Repair workers at the Dunhuang Mogao Grottoes, a UNESCO World Heritage site in Northwest China's Gansu province, have begun a five-month repair project for an antechamber, a wooden structure in front of a cave.
The antechamber was built in the Qing Dynasty (1644-1911) and is located in front of Cave No 94, which was built in the late Tang Dynasty (618-907).
Some of the antechamber's wooden beams and poles fractured in 2018, forcing workers to implement temporary measures to support the structure.

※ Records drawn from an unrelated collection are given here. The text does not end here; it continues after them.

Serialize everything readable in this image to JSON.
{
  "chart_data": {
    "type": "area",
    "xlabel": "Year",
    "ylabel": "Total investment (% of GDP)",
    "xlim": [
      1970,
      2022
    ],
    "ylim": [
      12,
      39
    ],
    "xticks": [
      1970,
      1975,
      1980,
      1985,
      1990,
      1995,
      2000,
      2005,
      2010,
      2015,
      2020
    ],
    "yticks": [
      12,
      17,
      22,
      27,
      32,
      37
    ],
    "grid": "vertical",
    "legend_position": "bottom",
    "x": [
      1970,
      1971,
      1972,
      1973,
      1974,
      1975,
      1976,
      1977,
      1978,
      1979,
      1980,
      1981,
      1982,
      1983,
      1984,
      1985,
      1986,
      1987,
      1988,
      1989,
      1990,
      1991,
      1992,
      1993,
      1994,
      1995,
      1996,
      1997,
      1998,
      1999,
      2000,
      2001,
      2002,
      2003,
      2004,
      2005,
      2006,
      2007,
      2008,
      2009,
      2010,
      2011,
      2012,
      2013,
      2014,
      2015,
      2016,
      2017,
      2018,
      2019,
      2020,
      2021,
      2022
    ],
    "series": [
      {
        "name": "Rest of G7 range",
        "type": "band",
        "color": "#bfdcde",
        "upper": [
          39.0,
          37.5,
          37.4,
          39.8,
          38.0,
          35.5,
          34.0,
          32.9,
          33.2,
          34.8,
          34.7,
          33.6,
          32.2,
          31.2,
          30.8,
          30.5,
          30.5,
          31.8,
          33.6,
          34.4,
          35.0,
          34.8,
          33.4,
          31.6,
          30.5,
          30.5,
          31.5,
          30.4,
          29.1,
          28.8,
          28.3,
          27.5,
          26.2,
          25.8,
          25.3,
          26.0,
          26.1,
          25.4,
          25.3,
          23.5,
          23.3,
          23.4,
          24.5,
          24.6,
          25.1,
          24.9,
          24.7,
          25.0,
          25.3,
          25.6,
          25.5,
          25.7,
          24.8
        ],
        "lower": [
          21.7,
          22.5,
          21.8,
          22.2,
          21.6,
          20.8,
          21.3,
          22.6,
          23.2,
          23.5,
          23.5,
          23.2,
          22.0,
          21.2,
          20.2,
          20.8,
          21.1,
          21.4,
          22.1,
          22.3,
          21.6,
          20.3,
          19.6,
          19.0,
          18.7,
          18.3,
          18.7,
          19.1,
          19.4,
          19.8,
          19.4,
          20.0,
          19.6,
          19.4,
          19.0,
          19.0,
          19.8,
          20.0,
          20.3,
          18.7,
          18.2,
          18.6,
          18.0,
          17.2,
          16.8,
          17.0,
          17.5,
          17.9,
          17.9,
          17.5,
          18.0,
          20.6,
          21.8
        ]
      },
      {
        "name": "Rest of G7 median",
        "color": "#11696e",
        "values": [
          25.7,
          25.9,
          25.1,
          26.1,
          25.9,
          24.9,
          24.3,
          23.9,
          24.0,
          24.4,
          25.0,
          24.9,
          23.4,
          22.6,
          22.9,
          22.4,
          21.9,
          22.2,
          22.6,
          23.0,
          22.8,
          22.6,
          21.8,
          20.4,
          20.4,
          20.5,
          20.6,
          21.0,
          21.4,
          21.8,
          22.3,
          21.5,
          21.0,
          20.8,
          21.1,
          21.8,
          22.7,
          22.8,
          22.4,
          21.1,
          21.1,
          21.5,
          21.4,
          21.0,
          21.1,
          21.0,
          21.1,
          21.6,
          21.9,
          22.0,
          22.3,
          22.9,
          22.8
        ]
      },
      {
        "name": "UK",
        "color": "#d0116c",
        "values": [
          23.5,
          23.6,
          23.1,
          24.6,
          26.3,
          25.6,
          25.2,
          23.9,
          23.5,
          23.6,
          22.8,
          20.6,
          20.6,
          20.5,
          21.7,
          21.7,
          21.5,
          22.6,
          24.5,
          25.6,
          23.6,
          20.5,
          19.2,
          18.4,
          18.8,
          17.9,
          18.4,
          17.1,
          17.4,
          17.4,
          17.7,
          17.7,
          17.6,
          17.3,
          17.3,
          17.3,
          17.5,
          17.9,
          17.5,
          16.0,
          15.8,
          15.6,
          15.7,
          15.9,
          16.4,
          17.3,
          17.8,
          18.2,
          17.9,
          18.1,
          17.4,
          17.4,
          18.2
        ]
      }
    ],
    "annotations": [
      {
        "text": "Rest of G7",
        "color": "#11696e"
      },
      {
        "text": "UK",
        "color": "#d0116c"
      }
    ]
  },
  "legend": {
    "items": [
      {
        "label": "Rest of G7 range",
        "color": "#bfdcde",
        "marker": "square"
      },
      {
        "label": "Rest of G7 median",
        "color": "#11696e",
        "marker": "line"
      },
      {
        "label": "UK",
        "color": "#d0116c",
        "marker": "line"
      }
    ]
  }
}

Guo Qinglin, head of the protection and research institute at the Dunhuang Academy, said the structure could collapse if no measures are taken, posing a threat to the safety of the cave.
The repair work has been approved by the National Cultural Heritage Administration and is expected to be completed by April next year.
Guo said that more than 10 caves are being comprehensively repaired, with another 30 under regular maintenance.
The Mogao Grottoes are home to a vast collection of Buddhist artwork -- more than 2,000 colored sculptures and 45,000 square meters of murals are located in 735 caves, carved along the cliffs by ancient worshippers.
The construction of the grottoes began in the year 366. For more than 1,000 years, they were a popular marketplace, a travelers' stop, and a religious shrine on the ancient Silk Road.